You had some commit—we can't see its hash ID in your question, but it has some unique hash ID—as your current commit as found by your current branch name, which was master. You then used git checkout -b recipients to add a new branch name, without changing anything in either Git's index or your working tree. Both branch names selected the same commit.

Then, you ran git checkout master. This told Git: start using the name master as the current name. Git figured out that the current commit was H (or whatever letter you like, or use the real hash ID, but it's so big and ugly) and that it should instead use ... commit H, because master selected the same commit.

If you had checked out a different commit, which would occur if the other branch name selected some other commit, things might have been different. But you were staying on the same commit. You were just changing which name was to be used to find commit H. So Git didn't need to update its index.

If you had:

          I--J   <-- branch1
         /
...--G--H   <-- master
         \
          K--L   <-- branch2

in your repository, there would be three different names you could use, all of which name different "last commit"s: the name master selects commit H, the name branch1 selects commit J, and the name branch2 selects commit L.

Note that commits up through and including H are on all three branches, even though H is the last commit on master. Commits I-J are only on branch1 and commits K-L are only on branch2.

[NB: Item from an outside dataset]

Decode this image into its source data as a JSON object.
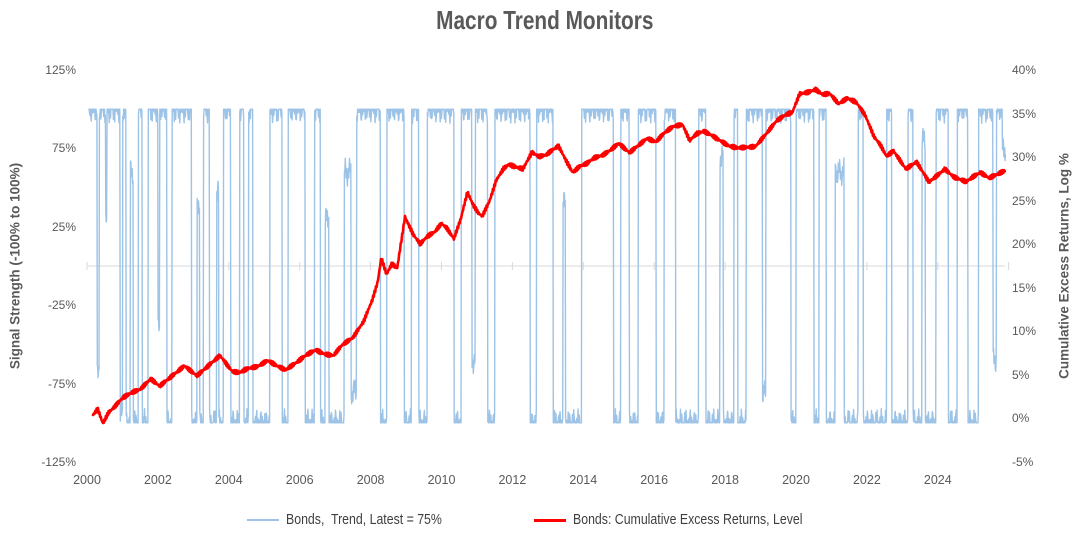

Git allows you to move your branch names around, at any time. Some name-motions are "more special" than others. When you pick a branch to use (with git checkout), Git has to copy that commit's files into both its own index—so that they're ready to go into a new commit—and your working tree;6 but once that's done, adding a new commit makes the current name point to the new commit. So that's a very common way for a branch to grow: you check it out, then add new commits. The name doesn't move by itself though: you have to actually make a new commit first, or else use one of Git's change the commit selected by a branch name commands.


6This "copy files out of the commit", that updates Git's index and your working tree, generally requires that both the index and your working tree be "clean". The word clean here is not very well defined, and sometimes, you can switch branches, even though they mention different commits, without a clean index / staging-area and/or working tree. For more about this, see Checkout another branch when there are uncommitted changes on the current branch.